It's a pleasure to write about a species I am keeping at the time of writing and indeed have been keeping for some time. I have a group of five Orinocodoras and they are a very straightforward catfish. There are also straightforward in being monotypic; that is to say there is but one species of Orinocodoras.
As the generic name suggests, this species is found in the Orinoco river basin. The Orinoco is one of south America's longest rivers with around three quarters of that length to be found in Venezuela and the remainder in Colombia. Exports of this species are usually from Colombia and sometimes from Venezuela or indeed Peru. In the past they had been mixed in with shipments of Platydoras that share the basic colouration. It strikes me as something of a halfway house between Platydoras (similar patterning, overall shape, scute base) and Rhinodoras (similar fleshier mouth, adipose fin, more elongate). However it is most commonly confused with Platydoras.
The basic colouration is a little more mottled with shades of dark gray and black rather than the more uniformly coloured relative. The eye catching lateral white stripe is also a bit thinner. However, these features are unreliable especially when comparing different sized individuals. A much better guide is the longer muzzle and, best of all, long low adipose fin of Orinocodoras compared to the higher and more rounded adipose fin found in Platydoras. In larger fish, the more pronounced side of body scutes which are wonderfully architected are also more evident. These external bony lumps are best viewed from above.

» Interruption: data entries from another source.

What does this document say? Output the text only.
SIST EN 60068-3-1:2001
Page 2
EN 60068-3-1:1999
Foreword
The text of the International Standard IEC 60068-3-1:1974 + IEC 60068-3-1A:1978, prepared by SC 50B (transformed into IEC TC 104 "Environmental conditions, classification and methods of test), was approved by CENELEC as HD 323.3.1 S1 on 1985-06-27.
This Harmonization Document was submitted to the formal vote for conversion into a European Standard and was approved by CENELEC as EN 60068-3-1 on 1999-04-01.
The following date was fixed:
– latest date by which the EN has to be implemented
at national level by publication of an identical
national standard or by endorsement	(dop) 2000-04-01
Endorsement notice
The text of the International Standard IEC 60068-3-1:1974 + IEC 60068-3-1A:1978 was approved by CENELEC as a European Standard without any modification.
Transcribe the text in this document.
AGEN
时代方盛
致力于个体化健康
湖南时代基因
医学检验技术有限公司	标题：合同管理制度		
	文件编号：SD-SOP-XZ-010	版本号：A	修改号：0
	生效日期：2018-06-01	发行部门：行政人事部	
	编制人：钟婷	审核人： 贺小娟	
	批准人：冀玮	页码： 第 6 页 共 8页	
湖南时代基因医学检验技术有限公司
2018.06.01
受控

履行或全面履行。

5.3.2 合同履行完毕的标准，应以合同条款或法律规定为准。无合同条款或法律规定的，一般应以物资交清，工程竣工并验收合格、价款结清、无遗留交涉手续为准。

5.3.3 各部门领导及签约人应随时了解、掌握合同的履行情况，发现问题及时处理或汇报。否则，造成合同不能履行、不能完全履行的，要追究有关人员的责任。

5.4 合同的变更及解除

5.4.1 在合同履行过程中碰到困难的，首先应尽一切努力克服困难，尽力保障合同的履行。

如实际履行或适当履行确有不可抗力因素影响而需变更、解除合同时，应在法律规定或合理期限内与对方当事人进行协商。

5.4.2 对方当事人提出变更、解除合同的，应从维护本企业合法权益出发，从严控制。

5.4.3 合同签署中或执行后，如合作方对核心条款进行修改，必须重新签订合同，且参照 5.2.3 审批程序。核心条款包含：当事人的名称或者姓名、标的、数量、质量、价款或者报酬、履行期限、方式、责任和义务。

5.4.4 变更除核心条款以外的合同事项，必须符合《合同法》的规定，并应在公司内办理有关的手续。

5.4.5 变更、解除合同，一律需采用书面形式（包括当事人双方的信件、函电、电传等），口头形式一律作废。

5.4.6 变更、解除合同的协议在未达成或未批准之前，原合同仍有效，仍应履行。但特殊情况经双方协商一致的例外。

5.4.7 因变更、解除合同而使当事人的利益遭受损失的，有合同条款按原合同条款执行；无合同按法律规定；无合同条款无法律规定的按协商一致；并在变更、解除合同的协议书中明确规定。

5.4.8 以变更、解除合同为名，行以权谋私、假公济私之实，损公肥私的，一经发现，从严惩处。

It's to the muzzle that the aquarist should direct their attention. This species is much more of a digger that the more common Platydoras. It is built to root around softer substrate and sand. The do this to great effect being also a little more evident during the day than Platydoras.
In my group there is a significant size differential between males and females. Females being at least a third larger in length and I would suspect at least the same ration in terms of overall mass. I am keeping them in a 30"x18"x15" aquarium which is moderately lit and has a single large terracotta pipe masked from the view of the keeper by a pile of bogwood. The substrate is very fine gravel and they are kept in a moderate current at 78F. They all live together in the pipe without sign of injury and, while on that subject, the heater in the tank is placed out in view and is fitted with a guard. This species is one that will burn itself (usually its soft belly) on badly placed heaters.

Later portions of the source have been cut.